Mas enquanto não acorda, anda nas festas do costume. Esta semana, por exemplo, festeja-se o centenário da Argentina.

A Argentina era uma colónia espanhola mas, depois de muitas lutas, conseguiu ser país independente — e republicano!
Quando penso que Portugal já é independente há quase oitocentos anos, fico espantado por haver países que são independentes há tão pouco tempo!
Segundo conta o meu pai, as coisas na Argentina andam complicadas (pelos vistos a república não resolve tudo…) e estes festejos, que têm carácter internacional, são mais para fazer esquecer o que verdadeiramente lá se passa.
Mas, apesar disso, lá fez a montra da livraria a chamar a atenção das pessoas para o acontecimento.
Só que em vez de pôr a fotografia do presidente (que passou esta semana por Lisboa, numa visita relâmpago, apenas o tempo de ir cumprimentar o rei e as rainhas ás Necessidades) pôs fotografias de heróis argentinos — e heróis, felizmente, todos os países têm.
A Argentina tem Simon Bolívar e José de San Martín.

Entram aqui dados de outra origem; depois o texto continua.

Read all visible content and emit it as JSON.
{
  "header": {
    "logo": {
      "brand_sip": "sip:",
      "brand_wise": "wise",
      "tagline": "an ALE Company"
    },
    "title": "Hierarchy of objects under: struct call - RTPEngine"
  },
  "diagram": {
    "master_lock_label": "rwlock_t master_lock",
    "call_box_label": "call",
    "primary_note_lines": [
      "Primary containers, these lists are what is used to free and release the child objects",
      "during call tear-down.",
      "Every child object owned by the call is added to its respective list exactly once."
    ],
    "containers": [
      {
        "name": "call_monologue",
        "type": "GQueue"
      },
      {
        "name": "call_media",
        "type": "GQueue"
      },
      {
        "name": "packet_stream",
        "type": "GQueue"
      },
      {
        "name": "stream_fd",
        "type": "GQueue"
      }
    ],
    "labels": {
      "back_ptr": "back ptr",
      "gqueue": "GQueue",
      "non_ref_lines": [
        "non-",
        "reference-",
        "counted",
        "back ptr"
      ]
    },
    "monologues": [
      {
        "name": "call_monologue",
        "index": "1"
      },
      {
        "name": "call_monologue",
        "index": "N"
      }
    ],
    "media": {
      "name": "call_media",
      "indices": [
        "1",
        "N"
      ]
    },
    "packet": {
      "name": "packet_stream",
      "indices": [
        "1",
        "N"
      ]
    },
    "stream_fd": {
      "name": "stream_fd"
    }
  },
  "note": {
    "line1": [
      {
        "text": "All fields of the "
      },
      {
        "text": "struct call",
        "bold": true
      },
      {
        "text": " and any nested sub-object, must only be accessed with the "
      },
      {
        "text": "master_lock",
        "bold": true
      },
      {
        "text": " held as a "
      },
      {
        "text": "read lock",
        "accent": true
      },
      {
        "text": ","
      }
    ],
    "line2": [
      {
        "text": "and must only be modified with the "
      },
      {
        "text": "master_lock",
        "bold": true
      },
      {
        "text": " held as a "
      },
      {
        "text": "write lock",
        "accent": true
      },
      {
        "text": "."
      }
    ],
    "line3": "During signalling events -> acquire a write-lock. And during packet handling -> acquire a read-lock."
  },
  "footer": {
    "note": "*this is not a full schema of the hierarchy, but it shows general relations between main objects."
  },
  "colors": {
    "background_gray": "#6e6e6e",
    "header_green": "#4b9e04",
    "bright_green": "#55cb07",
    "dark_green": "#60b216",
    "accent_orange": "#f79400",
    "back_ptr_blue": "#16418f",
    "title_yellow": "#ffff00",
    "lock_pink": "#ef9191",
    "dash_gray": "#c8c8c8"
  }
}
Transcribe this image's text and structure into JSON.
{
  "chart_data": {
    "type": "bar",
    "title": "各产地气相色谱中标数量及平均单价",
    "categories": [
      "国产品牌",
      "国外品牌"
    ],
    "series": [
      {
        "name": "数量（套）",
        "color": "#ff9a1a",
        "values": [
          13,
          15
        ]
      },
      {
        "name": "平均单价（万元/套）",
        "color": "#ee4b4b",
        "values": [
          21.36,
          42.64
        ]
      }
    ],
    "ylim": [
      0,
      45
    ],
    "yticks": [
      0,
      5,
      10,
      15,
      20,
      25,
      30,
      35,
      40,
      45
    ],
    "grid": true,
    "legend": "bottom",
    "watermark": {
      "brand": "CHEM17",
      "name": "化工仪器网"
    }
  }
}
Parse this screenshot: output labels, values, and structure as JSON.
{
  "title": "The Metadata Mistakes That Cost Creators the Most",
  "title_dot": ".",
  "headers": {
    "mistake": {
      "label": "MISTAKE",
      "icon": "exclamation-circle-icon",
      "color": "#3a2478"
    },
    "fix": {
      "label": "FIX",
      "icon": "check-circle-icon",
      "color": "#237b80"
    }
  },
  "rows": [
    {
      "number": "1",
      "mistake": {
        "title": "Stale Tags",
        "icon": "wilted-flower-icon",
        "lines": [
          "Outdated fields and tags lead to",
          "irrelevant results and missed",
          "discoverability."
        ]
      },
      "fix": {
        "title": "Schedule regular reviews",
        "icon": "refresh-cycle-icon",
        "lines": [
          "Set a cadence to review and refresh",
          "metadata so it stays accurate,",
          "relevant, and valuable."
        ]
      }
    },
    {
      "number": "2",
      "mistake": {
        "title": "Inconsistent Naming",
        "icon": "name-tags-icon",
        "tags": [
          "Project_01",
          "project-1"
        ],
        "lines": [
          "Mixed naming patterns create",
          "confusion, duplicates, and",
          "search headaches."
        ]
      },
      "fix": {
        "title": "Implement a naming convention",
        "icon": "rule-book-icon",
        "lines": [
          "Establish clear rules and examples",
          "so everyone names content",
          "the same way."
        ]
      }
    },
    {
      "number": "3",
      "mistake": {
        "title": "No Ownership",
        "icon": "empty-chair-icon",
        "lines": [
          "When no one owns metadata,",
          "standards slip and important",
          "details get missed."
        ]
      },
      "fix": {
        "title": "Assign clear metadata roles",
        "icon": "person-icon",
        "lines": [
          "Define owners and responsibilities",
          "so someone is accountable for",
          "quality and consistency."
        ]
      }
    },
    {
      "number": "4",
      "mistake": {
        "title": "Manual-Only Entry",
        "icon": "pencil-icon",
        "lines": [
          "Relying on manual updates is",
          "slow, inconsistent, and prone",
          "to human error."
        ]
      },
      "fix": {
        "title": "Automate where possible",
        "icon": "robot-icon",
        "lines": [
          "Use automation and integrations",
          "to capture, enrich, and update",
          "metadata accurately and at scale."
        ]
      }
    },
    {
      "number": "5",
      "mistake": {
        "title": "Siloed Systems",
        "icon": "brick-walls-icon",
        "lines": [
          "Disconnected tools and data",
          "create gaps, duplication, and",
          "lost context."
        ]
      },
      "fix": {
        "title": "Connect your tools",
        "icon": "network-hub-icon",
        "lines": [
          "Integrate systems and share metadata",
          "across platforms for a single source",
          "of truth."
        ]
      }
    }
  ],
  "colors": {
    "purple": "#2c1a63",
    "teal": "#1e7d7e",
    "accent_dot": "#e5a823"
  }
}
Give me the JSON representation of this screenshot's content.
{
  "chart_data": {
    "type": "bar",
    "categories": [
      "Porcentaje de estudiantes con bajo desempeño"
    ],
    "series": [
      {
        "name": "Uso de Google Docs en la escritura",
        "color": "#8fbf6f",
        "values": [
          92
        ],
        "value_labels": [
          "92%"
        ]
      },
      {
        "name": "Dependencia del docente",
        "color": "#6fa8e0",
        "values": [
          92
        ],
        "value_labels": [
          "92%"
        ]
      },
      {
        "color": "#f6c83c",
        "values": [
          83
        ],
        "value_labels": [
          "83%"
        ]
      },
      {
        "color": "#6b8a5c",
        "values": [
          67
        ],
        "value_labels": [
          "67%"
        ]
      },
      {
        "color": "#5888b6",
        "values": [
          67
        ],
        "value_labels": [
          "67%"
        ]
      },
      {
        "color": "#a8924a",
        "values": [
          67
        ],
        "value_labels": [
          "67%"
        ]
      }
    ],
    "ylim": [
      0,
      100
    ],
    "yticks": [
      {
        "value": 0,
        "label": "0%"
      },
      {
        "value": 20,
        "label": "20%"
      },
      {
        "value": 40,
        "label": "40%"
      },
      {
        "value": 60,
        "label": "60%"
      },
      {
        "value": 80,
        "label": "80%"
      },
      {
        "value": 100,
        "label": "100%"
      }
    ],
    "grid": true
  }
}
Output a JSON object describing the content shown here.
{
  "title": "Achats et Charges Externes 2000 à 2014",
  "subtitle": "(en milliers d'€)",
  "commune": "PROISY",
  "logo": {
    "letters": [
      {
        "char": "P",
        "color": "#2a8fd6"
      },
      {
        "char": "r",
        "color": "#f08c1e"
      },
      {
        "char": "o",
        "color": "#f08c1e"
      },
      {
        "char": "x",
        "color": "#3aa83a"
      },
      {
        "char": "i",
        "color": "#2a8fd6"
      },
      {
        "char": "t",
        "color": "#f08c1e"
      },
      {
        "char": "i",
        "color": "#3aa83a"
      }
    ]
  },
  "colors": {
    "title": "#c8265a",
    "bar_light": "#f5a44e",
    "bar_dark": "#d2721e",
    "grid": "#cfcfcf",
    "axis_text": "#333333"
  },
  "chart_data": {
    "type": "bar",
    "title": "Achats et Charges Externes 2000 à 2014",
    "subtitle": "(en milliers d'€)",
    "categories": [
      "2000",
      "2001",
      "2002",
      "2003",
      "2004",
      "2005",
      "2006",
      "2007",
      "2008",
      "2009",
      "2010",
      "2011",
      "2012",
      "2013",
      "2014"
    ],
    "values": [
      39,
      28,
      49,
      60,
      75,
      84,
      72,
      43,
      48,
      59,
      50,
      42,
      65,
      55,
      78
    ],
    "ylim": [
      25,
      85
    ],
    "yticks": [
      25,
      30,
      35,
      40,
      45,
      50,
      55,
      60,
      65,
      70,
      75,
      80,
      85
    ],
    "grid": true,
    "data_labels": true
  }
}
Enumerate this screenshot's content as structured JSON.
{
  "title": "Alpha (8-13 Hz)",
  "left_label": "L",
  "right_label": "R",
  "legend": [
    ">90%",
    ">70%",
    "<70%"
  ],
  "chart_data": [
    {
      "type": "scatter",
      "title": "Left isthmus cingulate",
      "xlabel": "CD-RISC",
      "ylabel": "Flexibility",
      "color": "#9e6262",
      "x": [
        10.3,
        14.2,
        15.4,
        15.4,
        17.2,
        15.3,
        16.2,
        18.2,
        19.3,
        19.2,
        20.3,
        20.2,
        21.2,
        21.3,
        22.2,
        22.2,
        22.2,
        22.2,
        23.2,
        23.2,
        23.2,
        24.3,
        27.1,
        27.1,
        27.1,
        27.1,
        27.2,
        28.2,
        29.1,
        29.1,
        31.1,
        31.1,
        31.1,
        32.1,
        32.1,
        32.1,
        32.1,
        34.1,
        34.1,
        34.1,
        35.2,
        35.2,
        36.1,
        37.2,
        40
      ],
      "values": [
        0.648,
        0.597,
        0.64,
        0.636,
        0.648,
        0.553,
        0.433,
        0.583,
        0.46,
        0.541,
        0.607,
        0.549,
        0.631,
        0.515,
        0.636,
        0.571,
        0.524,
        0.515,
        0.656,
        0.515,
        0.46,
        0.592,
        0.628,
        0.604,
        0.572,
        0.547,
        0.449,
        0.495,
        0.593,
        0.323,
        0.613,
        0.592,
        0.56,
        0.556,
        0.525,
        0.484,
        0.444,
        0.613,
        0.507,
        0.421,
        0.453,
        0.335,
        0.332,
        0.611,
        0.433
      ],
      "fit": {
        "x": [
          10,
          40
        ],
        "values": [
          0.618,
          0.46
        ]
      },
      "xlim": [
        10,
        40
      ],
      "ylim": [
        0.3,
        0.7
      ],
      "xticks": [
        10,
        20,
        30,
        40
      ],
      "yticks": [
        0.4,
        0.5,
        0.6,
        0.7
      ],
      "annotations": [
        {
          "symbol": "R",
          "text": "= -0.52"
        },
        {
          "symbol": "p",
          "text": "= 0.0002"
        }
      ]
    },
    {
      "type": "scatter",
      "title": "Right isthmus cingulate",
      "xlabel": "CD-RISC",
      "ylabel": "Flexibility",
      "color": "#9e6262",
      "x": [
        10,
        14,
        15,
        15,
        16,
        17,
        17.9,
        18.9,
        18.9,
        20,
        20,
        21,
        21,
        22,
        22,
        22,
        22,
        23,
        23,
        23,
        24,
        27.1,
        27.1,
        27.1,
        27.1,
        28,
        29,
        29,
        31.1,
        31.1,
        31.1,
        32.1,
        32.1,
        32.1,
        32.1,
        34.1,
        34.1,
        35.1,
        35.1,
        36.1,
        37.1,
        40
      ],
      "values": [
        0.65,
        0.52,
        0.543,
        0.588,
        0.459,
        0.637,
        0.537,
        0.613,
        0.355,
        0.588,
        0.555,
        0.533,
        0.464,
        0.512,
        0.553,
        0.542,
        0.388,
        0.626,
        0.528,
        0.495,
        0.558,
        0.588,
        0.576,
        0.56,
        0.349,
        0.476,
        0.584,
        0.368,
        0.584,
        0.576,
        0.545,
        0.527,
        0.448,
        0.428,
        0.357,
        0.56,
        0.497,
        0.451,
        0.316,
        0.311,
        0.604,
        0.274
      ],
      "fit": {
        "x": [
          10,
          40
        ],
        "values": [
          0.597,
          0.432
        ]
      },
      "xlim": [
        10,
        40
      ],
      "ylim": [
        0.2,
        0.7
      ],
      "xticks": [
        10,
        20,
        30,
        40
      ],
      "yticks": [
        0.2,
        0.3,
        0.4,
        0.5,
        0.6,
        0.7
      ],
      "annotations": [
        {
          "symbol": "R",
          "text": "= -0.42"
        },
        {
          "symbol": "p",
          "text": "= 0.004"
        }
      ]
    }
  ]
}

No colégio, a propósito destas comemorações, aprendemos a sua história, as suas lutas, e como dedicaram a vida a libertar todos os povos do poder de Espanha, e saímos todos para a rua a berrar “liberdade ou morte!”
Ao lado dos retratos dos heróis o meu pai colocou ainda uma placa, onde ele próprio tinha escrito em letra desenhada, uma frase de Bolívar num dos seus primeiros discursos:

................“Juro pelo deus de meus pais
................Juro por eles
................Juro pela minha honra
................Juro pela minha pátria
................- que não darei descanso ao meu braço nem repouso à minha alma até ter conseguido quebrar as grilhetas que subjugam os nossos povos ao poder espanhol.”

Mas para não se dizer que não falava de livros — sempre era a montra de uma livraria… - colocou em lugar de destaque uma obra - “El Gaúcho Martin Fierro” e “La Volta de Martin Fierro” - de um poeta argentino chamado José Hernández.
O meu pai diz que se trata do livro mais importante da literatura argentina, que fala das lutas de gaúchos (uma espécie de cowboys) e de índios, dos combates pela terra quando começou a construção das linhas de caminho de ferro, a luta pelo domínio das pampas (uma espécie de pradaria) e contra a exploração.

- Uma espécie de “D.Quixote” — diz ele.

Eu não quero desdizê-lo mas parece-me mais uma espécie de Texas Jack-- mas com a desvantagem de ser em espanhol, em verso, e em dois volumes…
Fora isto, foi uma semana pacífica: está a decorrer o Concurso Hípico Internacional (lá vai o rei a todas as provas…), a minha mãe ainda não estreou a máquina de costura nova, e a casa toda cheira a Heno de Pravia.